To solve the above problems, we designed an Interactive Feature Extraction network (IFE-Net), a Cross-Layer Interactive Fusion Network (CIF-Net), and an Interactive Fusion Module (IFM) and strengthened the sensitive loss Q_IOU of small targets to improve the detection of different types of defects in steel. A large number of ablation experiments (see
Table 1 and
Table 2) and contrast experiments (see
Table 3) were carried out on the NEU-DET dataset to verify the effectiveness of this model. Compared with the current mainstream one-stage, two-stage, and hybrid detectors, this model was superior to all of the contrast models. By comparing the experiments on the PCB and Steel datasets (see
Table 6 and
Table 7), the generalization of this model was verified. In addition, the ablation experiments (see
Table 4 and
Table 5) proved the effectiveness of the different modules proposed in this paper, as well as the robustness of the model. The model proposed in this paper shows a significant competitive advantage in the comprehensive consideration of detection accuracy and speed, which is very important for the defect detection of industrial products.
6. Conclusions
In this paper, a steel surface defect detection network based on global attention perception and cross-layer interactive fusion was proposed to improve the accuracy of defect detection. First of all, we designed the IFE-Net. By introducing the global attention perception module to capture the global contextual information in the image, the detection ability of the model for defects under various background noises and interferences was improved. Then, we introduced a CIF-Net, which supplements the fine-grained information lost in the process of feature refinement through layer fusion, enhancing the recognition ability of multi-scale defect targets. In addition, we also developed an IFM, which adjusts the importance of different mosaic features through the attention mechanism, realizes the efficient fusion of features of different scales, and further improves the detection performance of defects in complex backgrounds. Ultimately, we introduced Q_IOU to boost the sensitivity of the loss functions for small objects, leading to a substantial enhancement in detecting intricate, minor targets on steel surfaces.

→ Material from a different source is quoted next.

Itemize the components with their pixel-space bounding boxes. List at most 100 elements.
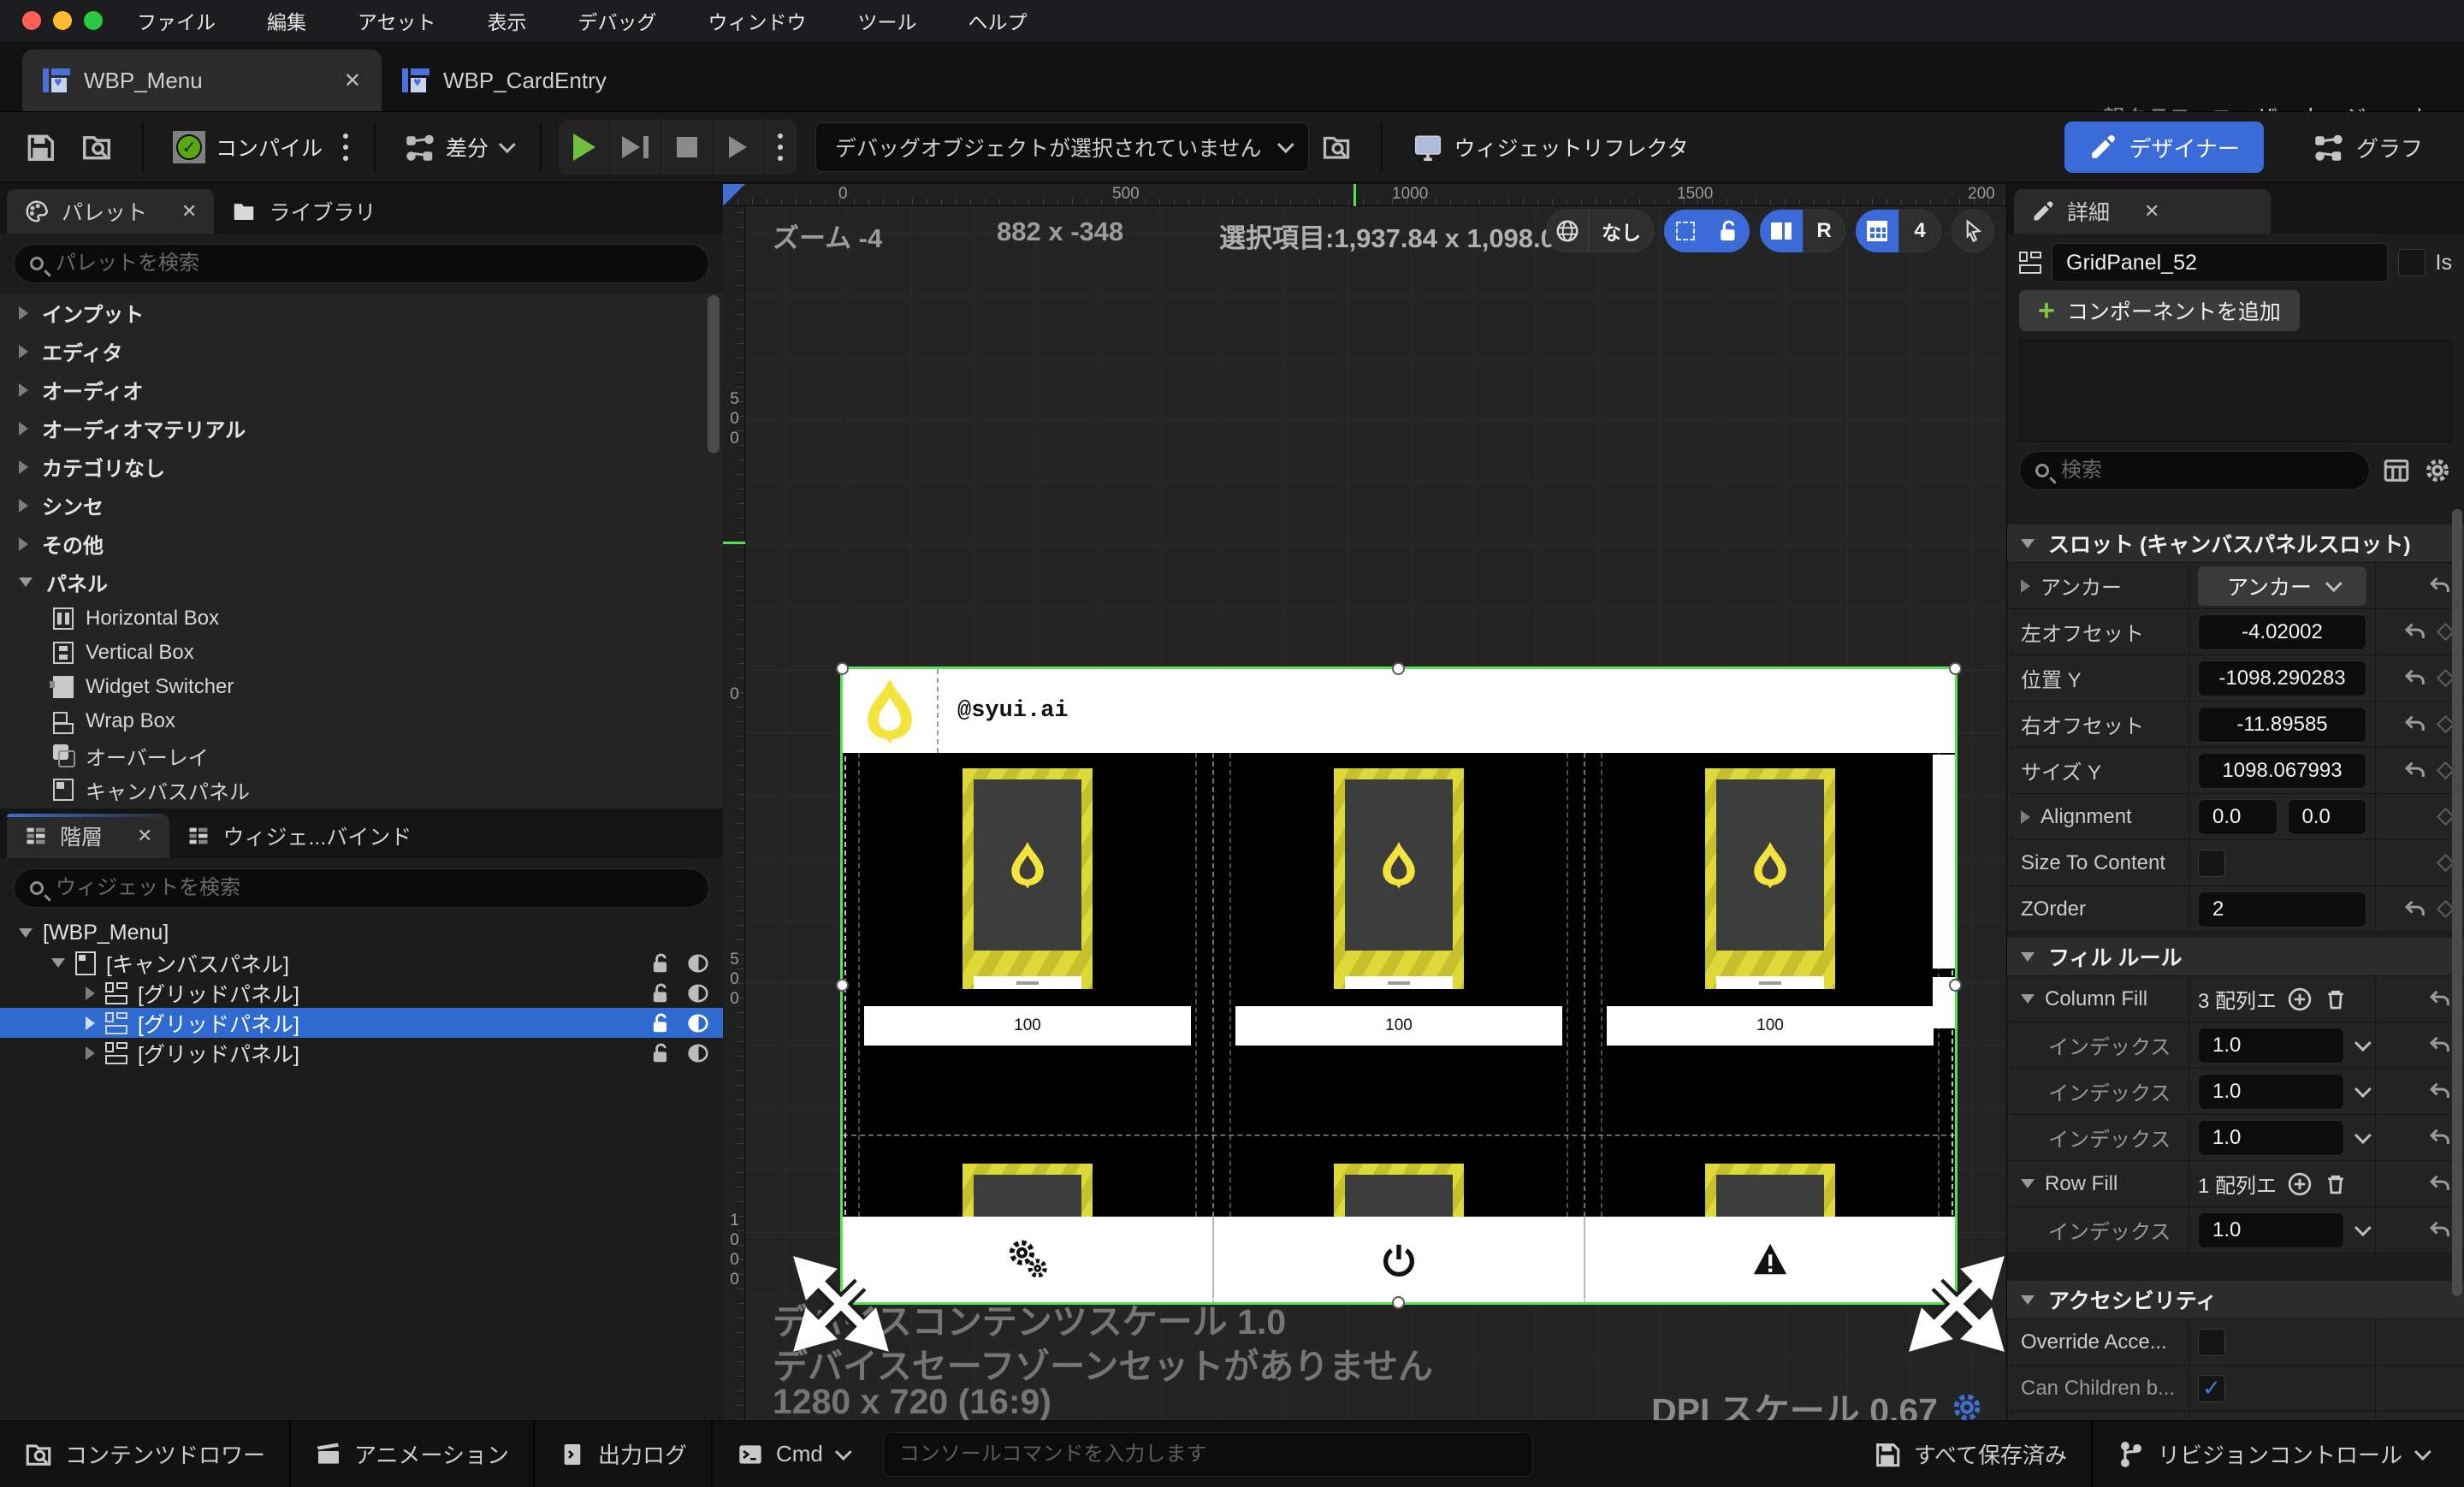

Experiments on the NEU-DET dataset proved the effectiveness of different modules, and experiments on the PCB and Steel datasets verified the generalization of this model. In addition, the PCB dataset contains a large number of complex, small target defects, which were used to verify the positioning performance of the Q_IOU proposed in this paper. The Steel dataset is disturbed by complex background noise. Experiments on this dataset verified the effectiveness of the IFM in detecting defects in complex backgrounds. Therefore, the steel surface defect detection network proposed in this paper achieved remarkable results in improving the detection accuracy and reducing the false detection rate, and it proved its universality, providing strong technical support for the quality control of the steel industry.
Although the method proposed in this paper improved the steel defect detection, as a technology relying on supervised learning, it faces the challenge of dataset size and pretreatment requirements, which usually require manual intervention, and the potential of this method cannot be fully tapped when the dataset is insufficient. Therefore, our future research direction will focus on exploring semi-supervised or unsupervised learning strategies to reduce the dependence on a large number of labeled data, which will provide new technical support for industrial product defect detection.